Eppure, lo strettissimo rapporto tra il celebre artista francese e la fotografia, nata agli albori della sua carriera artistica, gli consegna una chiave di lettura estremamente attuale, e fruibile fino al 6 gennaio a Palazzo Diamanti in quella che è stata definita da Font-Réaulx “una delle più belle esposizioni di Courbet degli ultimi anni, che si fregia di opere che hanno dato lustro a musei di paesi quali Austria, Stati Uniti e Svizzera, e onorando Ferrara dell’impegno che ha sempre profuso per la cultura”.

Una città, quella estense, che “si presta alla fotografia” esattamente come le opere del realista francese nel diciannovesimo secolo, “sebbene molti suoi contemporanei, come lo stesso Delacroix, operino come se non avessero mai visto una fotografia: un paradosso, al pari di un nostro contemporaneo che non abbia mai usato internet o visto la televisione”.
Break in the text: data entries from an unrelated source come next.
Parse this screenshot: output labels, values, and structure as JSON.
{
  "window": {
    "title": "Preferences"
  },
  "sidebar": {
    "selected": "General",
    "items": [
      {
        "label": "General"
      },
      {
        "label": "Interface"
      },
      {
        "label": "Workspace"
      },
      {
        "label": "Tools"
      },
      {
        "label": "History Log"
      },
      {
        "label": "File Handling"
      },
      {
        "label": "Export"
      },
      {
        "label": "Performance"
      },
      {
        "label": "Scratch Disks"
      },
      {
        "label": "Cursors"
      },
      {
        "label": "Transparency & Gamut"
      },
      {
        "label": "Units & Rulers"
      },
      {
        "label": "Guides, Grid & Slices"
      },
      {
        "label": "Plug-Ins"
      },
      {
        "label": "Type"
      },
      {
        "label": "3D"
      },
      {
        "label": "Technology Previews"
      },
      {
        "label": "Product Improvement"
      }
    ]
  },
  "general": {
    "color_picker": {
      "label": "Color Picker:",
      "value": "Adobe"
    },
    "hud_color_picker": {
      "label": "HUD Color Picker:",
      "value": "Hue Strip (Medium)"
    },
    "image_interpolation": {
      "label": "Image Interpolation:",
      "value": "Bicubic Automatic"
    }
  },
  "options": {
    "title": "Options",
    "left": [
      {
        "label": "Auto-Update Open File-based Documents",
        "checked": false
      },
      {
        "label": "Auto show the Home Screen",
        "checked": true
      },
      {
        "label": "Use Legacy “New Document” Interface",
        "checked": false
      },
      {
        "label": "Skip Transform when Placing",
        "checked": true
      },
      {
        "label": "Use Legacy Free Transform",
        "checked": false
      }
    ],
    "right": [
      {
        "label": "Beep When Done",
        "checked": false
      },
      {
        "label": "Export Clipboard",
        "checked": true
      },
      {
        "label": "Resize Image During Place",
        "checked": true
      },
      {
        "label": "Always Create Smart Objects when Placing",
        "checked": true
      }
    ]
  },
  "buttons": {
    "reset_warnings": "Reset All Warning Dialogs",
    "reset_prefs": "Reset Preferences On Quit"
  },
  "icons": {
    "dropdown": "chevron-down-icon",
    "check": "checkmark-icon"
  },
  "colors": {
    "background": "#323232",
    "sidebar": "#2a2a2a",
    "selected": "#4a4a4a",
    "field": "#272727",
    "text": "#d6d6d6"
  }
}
Questa iniziale ‘distanza’ tra pittura e fotografia, che sembra abbattere solo Courbet, ha creato le basi dell’eterna crepa che ancora divide le discipline umanistiche da quelle scientifiche: lo dimostra l’annuncio ufficiale dell’invenzione della fotografia, nel 1939, “rigorosamente al cospetto dell’Accademia delle Scienze – illustra la direttrice del museo parigino – come se dovesse essere battezzata un’invenzione tecnica e non artistica, come se la fotografia fosse un atto meccanico in cui la realtà si riproduce da sola, non tenendo conto dell’autore e di tanti elementi, come la scelta del soggetto, la luce, il ritaglio, e così via”.
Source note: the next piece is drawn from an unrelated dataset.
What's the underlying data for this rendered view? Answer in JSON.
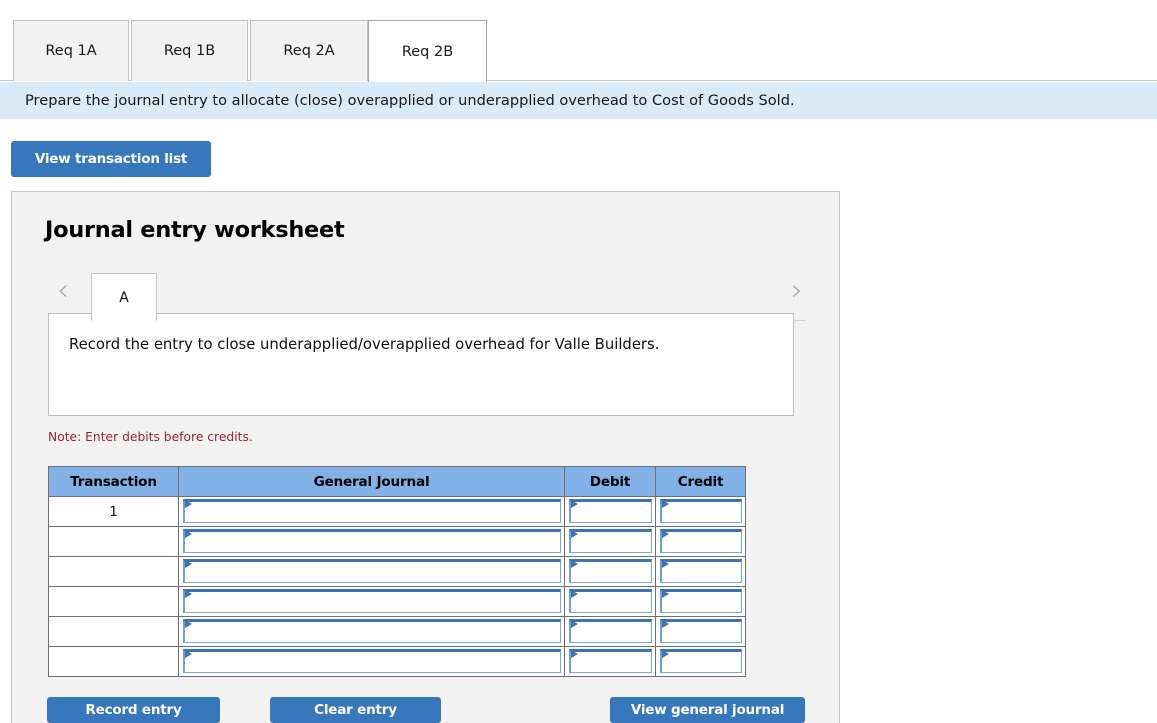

Ebbene Courbet sembra uno dei pochi ad aver compreso che la fotografia è in realtà “figlia della pittura, perché si poggia sulla base fisica della ‘camera obscura’, nonché sulla teoria di Leon Battista Alberti della prospettiva, ed è figlia dell’Illuminismo, per il suo slancio verso il nuovo, ma al contempo del Romanticismo, perché mette al centro dell’obiettivo lo sguardo dell’autore nel mondo e sul mondo”.

Uno sguardo che si è si rivelato e si rivela tutt’ora trasversale ad ogni terra ed ogni cultura, se si pensa che “la fotografia si è sviluppata nello stesso periodo più o meno in tutto il mondo, non solo nei paesi europei ma anche per esempio in Brasile: è come se la necessità di conservare le tracce della realtà e della sua riproduzione, fosse comune a tutti”.

Ciò che Courbet ha provato a fare con il tentativo (purtroppo vano) di “far rappresentare fotograficamente tutte le sue opere nella grande esposizione del 1855 – spiega Font-Réaulx – e creando così un rapporto di complicità fra le due forme artistiche, senza un intento di copiare o duplicare, e quindi di sottomettere l’una all’altra, ma quello piuttosto, di ricerca di una realtà interiore”.